I’ve known plenty of relationships that had love, but that was all they had. But is love really ever enough? I can love the shit out of some pizza but there’s no way I could have it for the rest of my life. Peanut butter m&ms, maybe. But that’s the question in life. Do you stay in love because it’s what you know? Or do you stay in love because you grow? I didn’t have the best role models in love growing up. My father wasn’t the type to constantly tell my mom he loves her, randomly buy her flowers, or do the little things she loves in life. Some could say that I should have known then that the guys who sing those sappy songs aren’t real. And the guys who play those dream men on TV don’t really exist. But I refuse to believe that. Growing up and seeing the way my mom was treated, made me want a different kind of man. A kind of man that is gentle and soft, fun and outgoing, sweet and caring. And no, he doesn’t have to be that way in front of all his manly friends. I’m unrealistic, but not crazy. But, behind closed doors a man should always, in one way or another, be showing some sort of affection to his woman. Just as a woman should.

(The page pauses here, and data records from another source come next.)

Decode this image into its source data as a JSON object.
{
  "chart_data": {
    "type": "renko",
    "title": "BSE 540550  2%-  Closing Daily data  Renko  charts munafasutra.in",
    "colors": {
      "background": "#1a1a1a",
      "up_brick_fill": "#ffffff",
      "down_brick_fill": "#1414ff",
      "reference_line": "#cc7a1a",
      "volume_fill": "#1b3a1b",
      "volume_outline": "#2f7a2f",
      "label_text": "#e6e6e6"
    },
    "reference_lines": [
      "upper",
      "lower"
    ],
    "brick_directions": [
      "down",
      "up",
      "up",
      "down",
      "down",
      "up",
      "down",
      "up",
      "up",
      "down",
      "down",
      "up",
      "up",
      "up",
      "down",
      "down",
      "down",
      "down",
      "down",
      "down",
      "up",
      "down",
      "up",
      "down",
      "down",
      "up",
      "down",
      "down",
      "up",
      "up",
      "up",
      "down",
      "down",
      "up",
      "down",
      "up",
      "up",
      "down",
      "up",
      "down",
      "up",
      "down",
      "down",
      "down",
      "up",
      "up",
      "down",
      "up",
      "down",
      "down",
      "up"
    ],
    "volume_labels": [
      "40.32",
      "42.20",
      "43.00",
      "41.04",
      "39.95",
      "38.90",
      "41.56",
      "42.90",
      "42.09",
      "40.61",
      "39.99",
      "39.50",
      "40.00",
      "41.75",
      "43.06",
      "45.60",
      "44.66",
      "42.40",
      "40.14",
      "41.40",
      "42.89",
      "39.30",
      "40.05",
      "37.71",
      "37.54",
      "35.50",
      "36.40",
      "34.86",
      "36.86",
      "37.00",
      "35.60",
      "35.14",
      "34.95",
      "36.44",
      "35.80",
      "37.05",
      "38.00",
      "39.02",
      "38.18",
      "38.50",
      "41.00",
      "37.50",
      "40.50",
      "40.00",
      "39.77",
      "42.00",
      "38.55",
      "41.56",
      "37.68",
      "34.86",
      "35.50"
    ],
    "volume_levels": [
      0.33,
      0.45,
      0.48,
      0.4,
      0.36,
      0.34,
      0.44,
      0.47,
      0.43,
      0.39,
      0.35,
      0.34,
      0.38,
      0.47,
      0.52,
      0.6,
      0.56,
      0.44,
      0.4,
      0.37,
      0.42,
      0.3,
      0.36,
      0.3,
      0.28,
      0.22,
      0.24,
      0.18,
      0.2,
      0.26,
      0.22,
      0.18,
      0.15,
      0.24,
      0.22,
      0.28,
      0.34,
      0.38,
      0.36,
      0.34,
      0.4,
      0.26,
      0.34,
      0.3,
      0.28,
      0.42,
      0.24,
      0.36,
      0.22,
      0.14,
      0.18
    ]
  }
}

I refuse to believe that when a man loves a woman, I mean really loves a woman they will not go out of their way for the little things. As a woman, I think of the little things. The little things that make a man happy. I actually pride myself on that specific part of me. I’m a lot better at little things than big things. I see men like the men in movies; they may not exist at all times, they’re not always perfect. But that’s okay. It’s the little things, here and there, that speak words. Actions have, and will, always speak louder than words. If a man isn’t doing the little things for a woman, she just simply isn’t the right one for him. I believe, with everything I have, if you are not going to treat a woman the way she deserves to be treated then it’s because she’s not the woman you want. Find any other excuse in the book to justify it, but that’s the truth. It goes for women too. If I don’t give my all to you, it’s because I don’t want to. Not because I can’t. The phrase “I can’t be the ____ you want” isn’t relevant. Because you can be anything you want to be, if you want to be. Does that make sense?
Anyway, back to what I actually wanted to say.. Prince Charmings. They DO exist. They’re not men in shiny armor, a man who kisses you awake, or a man that gives you a rose. They’re a man that learns what makes you happy, and does it. Not daily, but just often enough to make you know they care. A kiss on the forehead while the sun goes down, for example. Or sending songs to each other that makes you think of them. Or being there for you to complain to at the end of a long day; not because you want them to fix it but because they know you need to vent to get over it. Whether it’s been 2 months with a person, or 3 years never let go of doing the little things. You don’t need to go “all out” for every anniversary, it’s one day a year that you already know. Go “all out” when she least expects it. And by “all out” I don’t mean spend hundreds of dollars by taking her out to fancy restaurants….honestly, that shit sucks. Instead, plan a movie night in, share some popcorn, talk about stupid random crap, and dance around in your living room with her. That’s a night she’ll remember. Not the name of some crappy restaurant where the food wasn’t even good.
So all I’m really trying to say is…don’t settle. If he’s not your Romeo, it’s probably because you’re not his Juliet. I’m not saying give up on your relationship, because anything worth having is definitely worth fighting for. Actually, you should continuously keep fighting for your relationship. Don’t quit the little things once you have that “man” or “woman” in your arms. You should always put in the effort you put in on the first date on your 223rd date, that doesn’t even really count as a date as much as it does getting some quiet time at 3am before the crying baby wakes up. But hey, that’s my 2 cents, not that you asked or anything.